Die kommen immer am Dienstag, wenn sich die Schmierinfektion aus'm Berghain am Wochenende ihren Weg gebahnt hat.

„Ick hab die Versuchstiere mit nach Hause genommen. Det ging gar nicht.“
Ihrem Gesichtsausdruck nach zu urteilen, weiß sie selbst, wie schrullig sie ist. Aber sie scheint nichts zu bereuen.

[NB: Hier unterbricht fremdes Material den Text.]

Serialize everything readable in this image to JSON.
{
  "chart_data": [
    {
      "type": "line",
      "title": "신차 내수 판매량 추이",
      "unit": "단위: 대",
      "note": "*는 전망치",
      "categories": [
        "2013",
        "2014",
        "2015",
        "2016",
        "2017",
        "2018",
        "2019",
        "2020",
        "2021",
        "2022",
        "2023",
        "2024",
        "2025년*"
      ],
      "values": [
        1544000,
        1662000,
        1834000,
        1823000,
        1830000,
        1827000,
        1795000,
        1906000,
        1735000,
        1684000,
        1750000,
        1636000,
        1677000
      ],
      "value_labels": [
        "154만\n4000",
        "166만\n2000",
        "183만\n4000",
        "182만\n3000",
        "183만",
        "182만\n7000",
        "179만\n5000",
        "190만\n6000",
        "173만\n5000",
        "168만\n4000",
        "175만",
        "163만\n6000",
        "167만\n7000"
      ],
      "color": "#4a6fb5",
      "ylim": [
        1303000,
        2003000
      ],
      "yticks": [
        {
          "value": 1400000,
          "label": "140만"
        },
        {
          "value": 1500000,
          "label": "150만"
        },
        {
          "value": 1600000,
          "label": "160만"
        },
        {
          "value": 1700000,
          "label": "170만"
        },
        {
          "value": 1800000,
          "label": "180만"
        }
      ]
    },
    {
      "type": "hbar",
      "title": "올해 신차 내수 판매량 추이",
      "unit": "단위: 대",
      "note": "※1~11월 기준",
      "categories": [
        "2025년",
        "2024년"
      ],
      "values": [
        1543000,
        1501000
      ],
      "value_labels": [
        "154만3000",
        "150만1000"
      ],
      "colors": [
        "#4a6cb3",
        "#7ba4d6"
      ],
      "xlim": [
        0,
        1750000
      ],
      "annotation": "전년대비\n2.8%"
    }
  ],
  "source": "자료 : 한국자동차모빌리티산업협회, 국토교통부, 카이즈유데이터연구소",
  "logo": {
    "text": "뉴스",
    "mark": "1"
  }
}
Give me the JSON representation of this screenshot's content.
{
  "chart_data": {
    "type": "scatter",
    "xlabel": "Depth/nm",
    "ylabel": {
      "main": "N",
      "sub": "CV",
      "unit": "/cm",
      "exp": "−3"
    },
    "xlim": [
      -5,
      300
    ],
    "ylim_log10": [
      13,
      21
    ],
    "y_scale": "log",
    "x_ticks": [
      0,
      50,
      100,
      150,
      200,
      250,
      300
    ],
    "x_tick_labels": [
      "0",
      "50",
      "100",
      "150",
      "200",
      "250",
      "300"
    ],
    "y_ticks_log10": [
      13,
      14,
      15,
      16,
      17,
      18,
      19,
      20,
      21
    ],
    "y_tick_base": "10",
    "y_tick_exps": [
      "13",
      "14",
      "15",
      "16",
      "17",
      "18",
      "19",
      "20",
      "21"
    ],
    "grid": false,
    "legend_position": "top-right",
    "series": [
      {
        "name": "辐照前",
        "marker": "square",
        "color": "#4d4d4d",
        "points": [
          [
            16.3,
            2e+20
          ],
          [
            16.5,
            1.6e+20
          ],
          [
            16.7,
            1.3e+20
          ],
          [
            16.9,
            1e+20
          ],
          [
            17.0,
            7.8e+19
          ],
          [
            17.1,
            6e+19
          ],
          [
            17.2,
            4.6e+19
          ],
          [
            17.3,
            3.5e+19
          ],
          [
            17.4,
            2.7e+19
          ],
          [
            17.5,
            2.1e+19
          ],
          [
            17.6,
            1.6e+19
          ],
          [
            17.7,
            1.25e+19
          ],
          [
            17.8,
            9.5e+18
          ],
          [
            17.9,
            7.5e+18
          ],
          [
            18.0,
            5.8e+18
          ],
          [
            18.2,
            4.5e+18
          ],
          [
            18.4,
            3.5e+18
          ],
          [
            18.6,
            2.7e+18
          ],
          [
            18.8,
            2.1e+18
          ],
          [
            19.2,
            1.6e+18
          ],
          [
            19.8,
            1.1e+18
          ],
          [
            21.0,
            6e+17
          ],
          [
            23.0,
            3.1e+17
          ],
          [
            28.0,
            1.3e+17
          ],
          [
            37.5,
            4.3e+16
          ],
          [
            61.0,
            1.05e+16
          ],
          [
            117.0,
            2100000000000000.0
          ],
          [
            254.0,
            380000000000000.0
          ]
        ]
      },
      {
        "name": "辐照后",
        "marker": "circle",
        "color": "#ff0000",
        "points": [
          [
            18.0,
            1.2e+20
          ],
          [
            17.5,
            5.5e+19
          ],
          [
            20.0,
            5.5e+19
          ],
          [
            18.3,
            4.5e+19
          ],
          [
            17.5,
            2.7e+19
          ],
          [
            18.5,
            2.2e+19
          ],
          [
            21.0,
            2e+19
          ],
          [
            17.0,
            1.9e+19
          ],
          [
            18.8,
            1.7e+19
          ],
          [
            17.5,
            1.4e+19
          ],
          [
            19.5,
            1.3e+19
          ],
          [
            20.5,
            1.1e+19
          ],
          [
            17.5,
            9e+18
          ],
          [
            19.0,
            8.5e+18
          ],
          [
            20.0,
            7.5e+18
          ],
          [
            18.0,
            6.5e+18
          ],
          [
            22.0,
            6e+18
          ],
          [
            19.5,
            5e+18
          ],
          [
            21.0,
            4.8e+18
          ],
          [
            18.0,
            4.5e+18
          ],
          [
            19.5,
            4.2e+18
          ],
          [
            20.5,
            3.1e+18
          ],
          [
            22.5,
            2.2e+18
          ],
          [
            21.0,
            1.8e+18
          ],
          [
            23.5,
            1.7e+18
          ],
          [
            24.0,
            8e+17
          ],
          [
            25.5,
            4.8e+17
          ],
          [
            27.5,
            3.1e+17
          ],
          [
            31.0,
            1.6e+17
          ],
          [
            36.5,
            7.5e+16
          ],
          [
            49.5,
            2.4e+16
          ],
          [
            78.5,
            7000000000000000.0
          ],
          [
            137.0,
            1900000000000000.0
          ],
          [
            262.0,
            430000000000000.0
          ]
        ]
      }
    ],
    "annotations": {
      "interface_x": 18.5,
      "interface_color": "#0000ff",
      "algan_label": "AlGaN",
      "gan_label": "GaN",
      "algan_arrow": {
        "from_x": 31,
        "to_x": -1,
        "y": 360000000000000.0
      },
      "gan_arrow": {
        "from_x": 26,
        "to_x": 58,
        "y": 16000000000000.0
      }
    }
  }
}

„Und warum bist du überhaupt Ärztin geworden?“
„Weil mein Vater gesagt hat, dass aus mir nie was wird.“
„Bist du denn jetzt zufrieden?“
„Ey, ick hab meene eijene Praxis. Is doch nicht schlecht für ’ne Ostpocke.“
„Kommt doch bei den Alten bestimmt gut an, dein Dialekt.“
„Ja. Aber ick wär deswegen fast durch die Facharzt-Prüfung gerauscht. Ich hatte nur Glück, dass im Ausschuss auch ’ne Berliner Schnitte saß.“

In dem Moment kommt die Ärztin ins Zimmer, die bei Nina angestellt ist.
„Du, ich hab bei mir einen mit Magen-Darm sitzen. Er meint, er hat was Schlechtes gegessen. Aber er will nur mit dir reden.“
„Wie sieht er denn aus?“, fragt Nina, während sie die Überweisung für Herrn Strobel tippt. „Ich weiß nicht. Was meinst du?“
„Isser ’ne Feieratze?“
„Ja, könnte schon sein.“
„Chlostridium difficile. Verschreib ihm Metronidazol. Und er soll in Zukunft verhüten, wenn er im Club steil geht.“

Die Kollegin verlässt das Zimmer. Ich schaue Nina fragend an.
„Gangbang-Kunde“, sagt sie trocken. „Hab ick jede Woche fünf oder sechs hier zu sitzen. Die kommen immer am Dienstag, wenn sich die Schmierinfektion aus’m Berghain am Wochenende ihren Weg gebahnt hat.“

Ich verbringe ein paar intime Augenblicke mit meinem unappetitlichen Kopfkino. Dann raffe ich mich zu den letzten Fragen auf: „Gibt es noch Sachen, die dir peinlich sind?“

„Klar. Kommt immer drauf an, wie mein Gegenüber ist. Wenn er sich ziert, find ick’s ooch komisch. Aber wer Pusteln am Puller hat, muss halt mal blankziehen. Per Ferndiagnose kann ick da nüscht sagen.“
„Und was sind die schönsten Momente in deinem Job?“
„Wenn ick recht habe natürlich. Meistens kann man ja nur Vermutungen anstellen. Aber wenn mein Instinkt Leben rettet, is det schon schau. Kommt gar nicht so selten vor, wie du denkst.“
„Ich bin mir sicher, du bist die beste Schamanin der Stadt.“
„Jaja. Komplett ballaballa bin ick. Wie jeht’s überhaupt deiner Lunge?“
„Ist alles wieder in Ordnung.“
„Na, wenigstens. Dann kannste ja wat Nettes über mich schreiben.“
„Werd mir Mühe geben“, sag ich und klappe mein Notizbuch zu.